Il futuro del mondo del vino è incerto: sempre più investitori comprano terreni in regioni nordiche dove un tempo nessuno avrebbe pensato di impiantare delle vigne. Il cambiamento climatico, le temperature sempre più alte incidono negativamente su qualità e quantità della produzione vitivinicola. Aumentano i parassiti, aumentano periodi di siccità e gelate improvvise, bisogna anticipare le vendemmie.

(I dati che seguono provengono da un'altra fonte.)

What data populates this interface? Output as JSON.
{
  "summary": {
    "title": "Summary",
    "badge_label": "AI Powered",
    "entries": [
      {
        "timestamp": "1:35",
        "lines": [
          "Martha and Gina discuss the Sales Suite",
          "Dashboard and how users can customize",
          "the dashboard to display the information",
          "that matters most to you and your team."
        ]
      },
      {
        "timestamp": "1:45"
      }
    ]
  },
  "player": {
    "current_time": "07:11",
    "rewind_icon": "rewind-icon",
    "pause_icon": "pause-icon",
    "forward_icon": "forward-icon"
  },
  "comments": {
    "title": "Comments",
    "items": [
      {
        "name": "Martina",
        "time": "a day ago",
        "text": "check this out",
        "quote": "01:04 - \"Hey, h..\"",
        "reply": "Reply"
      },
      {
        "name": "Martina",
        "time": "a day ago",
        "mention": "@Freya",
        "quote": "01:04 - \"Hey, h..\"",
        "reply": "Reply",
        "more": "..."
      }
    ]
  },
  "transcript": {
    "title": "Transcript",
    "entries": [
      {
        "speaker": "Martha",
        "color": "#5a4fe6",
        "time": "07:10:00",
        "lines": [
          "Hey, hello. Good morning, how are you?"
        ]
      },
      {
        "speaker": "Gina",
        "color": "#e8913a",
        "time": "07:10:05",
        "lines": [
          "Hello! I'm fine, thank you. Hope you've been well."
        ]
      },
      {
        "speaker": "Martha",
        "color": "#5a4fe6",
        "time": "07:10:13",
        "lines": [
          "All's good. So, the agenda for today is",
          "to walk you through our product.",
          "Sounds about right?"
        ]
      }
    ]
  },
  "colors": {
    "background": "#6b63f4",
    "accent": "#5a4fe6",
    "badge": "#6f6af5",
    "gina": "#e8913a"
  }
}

Finito il tempo in cui a casa cucinavamo la ricetta della nonna ereditata su foglietti infilati in vecchi quaderni impataccati, oggi cuciniamo soprattutto quello che è di moda: la versione semplificata dei piatti dei grandi chef, resa popolare dai cuochi di Instagram, dai tutorial di YouTube, oppure già cucinata e venduta in porzioni sottovuoto al supermercato. Basti pensare al successo dei paccheri mantecati secondo la ricetta dei fratelli Cerea. Quasi nessuno ha potuto assaggiarli nel tristellato ristorante Da Vittorio, ma sui social si inseguono esecutori che spiegano come prepararli. E così con piatti anche molto più complicati però divenuti famosi, “piatti firma” di ristoranti e chef quotati. L’evoluzione del gusto (che è anche conseguenza di battaglie etiche e ambientali) ha per esempio spostato l’enfasi dell’alta cucina lontano da preparazioni e materie prime controverse: chi sente più parlare di foie gras, un tempo caposaldo di ogni ristorante stellato? Accertato che l’allevamento del salmone crea animali grassi, che si nutrono di soia, antibiotici e deiezioni e imbastardiscono la popolazione di salmoni selvatici, quale ristorante di alta cucina propone più il salmone? Negli Stati Uniti, i ricchi salutisti pretendono di mangiare solo carne certificata “Grass Fed”, ottenuta dalla macellazione di animali allevati al pascolo e alimentati solo con erba.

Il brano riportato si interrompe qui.